Serial killers are terrifying, no doubt. But why, for certain people, are serial killers more attractive than slot games? Hybristophilia is the phenomenon wherein a person is attracted to someone who has committed an offensive or violent act – you know, like murder. All Slots investigates the psychology between people who fall for the Big Bads of society, and what that means about them as individuals.
Falling for the Bad Guy
From Zac Ephron playing Ted Bundy in Extremely Wicked, Shockingly Evil and Vile to Penn Badgley in You, television and movie fans (mostly of the female persuasion) find themselves unavoidably crushing on or at least empathizing with these tyrannical cases. In some cases, the shows intentionally create this attraction to create a social commentary.
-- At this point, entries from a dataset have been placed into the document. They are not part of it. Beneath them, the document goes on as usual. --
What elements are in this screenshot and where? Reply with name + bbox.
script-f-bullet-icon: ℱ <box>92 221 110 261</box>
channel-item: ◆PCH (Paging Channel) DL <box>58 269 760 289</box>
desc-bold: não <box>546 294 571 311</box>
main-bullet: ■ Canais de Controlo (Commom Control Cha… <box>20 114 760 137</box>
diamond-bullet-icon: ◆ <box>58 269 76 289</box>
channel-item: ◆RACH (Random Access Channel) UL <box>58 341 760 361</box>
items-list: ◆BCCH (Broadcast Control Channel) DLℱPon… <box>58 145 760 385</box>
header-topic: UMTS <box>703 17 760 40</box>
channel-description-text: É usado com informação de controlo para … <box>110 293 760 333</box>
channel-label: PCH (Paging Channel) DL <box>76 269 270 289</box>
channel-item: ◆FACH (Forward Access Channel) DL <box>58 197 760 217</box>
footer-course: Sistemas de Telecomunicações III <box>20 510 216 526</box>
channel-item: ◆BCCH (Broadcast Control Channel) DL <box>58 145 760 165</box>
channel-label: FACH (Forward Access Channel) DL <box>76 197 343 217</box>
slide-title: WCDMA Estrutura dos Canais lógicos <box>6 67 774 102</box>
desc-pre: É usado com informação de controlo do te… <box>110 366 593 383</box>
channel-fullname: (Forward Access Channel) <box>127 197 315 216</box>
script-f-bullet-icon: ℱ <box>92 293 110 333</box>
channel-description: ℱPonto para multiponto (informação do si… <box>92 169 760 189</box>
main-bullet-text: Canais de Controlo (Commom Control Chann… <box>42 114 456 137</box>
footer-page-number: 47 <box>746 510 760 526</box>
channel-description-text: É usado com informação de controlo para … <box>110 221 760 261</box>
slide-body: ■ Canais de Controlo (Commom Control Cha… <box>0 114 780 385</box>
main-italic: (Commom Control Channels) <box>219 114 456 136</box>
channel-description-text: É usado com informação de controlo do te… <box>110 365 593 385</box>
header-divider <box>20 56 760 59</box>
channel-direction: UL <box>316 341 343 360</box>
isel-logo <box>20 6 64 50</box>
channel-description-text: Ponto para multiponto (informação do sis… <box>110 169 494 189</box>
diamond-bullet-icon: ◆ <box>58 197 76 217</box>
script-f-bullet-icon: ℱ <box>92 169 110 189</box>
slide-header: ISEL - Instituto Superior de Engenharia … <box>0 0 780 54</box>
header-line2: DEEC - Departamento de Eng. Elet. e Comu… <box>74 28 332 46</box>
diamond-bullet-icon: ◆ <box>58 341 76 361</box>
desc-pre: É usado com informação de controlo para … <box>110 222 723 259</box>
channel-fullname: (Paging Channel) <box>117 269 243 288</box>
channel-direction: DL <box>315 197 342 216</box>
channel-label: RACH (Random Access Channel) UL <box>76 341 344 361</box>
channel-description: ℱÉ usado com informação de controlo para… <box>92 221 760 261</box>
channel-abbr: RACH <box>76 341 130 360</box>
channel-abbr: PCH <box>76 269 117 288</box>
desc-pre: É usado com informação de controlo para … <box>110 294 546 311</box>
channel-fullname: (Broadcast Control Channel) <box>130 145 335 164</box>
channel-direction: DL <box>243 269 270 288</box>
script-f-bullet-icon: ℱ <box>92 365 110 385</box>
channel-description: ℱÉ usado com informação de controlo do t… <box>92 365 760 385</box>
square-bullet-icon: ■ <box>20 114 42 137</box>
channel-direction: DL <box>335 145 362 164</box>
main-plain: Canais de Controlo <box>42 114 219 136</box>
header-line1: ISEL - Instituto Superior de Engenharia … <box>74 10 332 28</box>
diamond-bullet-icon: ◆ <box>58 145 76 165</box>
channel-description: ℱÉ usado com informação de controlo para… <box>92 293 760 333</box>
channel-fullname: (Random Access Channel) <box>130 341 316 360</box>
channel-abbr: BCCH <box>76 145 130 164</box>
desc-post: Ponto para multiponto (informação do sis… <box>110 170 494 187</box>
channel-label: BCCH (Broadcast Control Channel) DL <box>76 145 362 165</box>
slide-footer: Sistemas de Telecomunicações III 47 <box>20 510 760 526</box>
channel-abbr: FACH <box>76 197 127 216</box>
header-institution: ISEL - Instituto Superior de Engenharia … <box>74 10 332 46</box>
However, some people go beyond falling into the trap of getting goo-goo eyed over horrific, yet physically pleasing fictional characters. Some people fall for and may go to the lengths of pursuing contact with real serial killers in our world. This type of paraphilia (attraction characterized by abnormal behaviors and desires) is a whole new layer of strange and deserves further exploration into what makes this type of person tick.
The Reality of Hybristophilia
When a television series viewer or movie fan falls for a serial killer on screen, it’s because he is a hot guy. Women, and men, are programmed to gravitate toward hot, dominant people. However, real serial killers, with the exception of men like Ted Bundy and notorious killer Richard Ramirez, are not typically eye candy.
With true hybristophiliacs, the arousal and intrigue is created by the fact that this person has committed a heinous crime. So, no, because you find that Michael C. Hall of Dexter dashingly handsome and broodingly complex does not make you a hybristophiliac. If you found yourself feeling the same about real-life serial killers and were turned on by the crimes committed, you may be need to be concerned.
Most known serial killers are behind bars, which means most cases of hybristophilia are in the form of letters sent and received to a criminal in prison. In this case, the non-criminal party must feel arousal over the whole correspondence with a criminal situation to be considered a hybristophiliac. Simply keeping in contact with someone in prison or writing to a criminal you do not know does not make you part of this niche oddity.
Why Do Women Really Fall in Love with Murderers?
Sheila Isenberg, who wrote “Women Who Love Men Who Kill,” has found there are two basic groups of people, women and men, who end up falling for or actually forming relationships with murderers. The first group falls in love with “ordinary murderers.” Despite the act of slaying someone else, they believe the see the good in that person or the “true” side. They want to help – they think they can change him or her. The other group are those who begin relationships with infamous killers because they want to share a scrap of that spotlight, regardless of how twisted the reason is why they were propelled into fame.
With both groups, one could argue there is underlying narcissism. Whether the intention to be with a killer is founded in some Mother Theresa hope that they will change and bring out the best in this person, the reality is that they feel they could receive immunity from the throes of their paramour’s homicidal tendencies. They also feel they could be the one, because their heart is so pure and they love so deeply, to turn this criminal around to be “good.” Or, in some cases, they just want to jump on board with the crime and be partners, a la Bonnie and Clyde.
So, Tell Me Again Why I am Obsessed with Dexter?
Even if you are fascinated with all things serial killer on television, it still doesn’t mean you are a hybristophiliac. Again, the difference lies in actually feeling aroused by the sight of the crime being committed or watching the “hero” slay another human being. If you don’t feel turned on but are just intrigued, chances are high you do not have hybristophilia. If you felt like you could never miss a show or long for the series while watching something else, or never watched anything but serial killer shows, you may want to investigate your mind more deeply.
However, a fascination with serial killers in general is common. A main reason people watch serial killer shows and read about them is the need to understand why someone would go to such lengths to take another’s life. Most of us thankfully will never have to know this personally, but, just as horror films intrigue us because we can briefly partake in a world we never want to know, we gravitate towards killers for the same reason.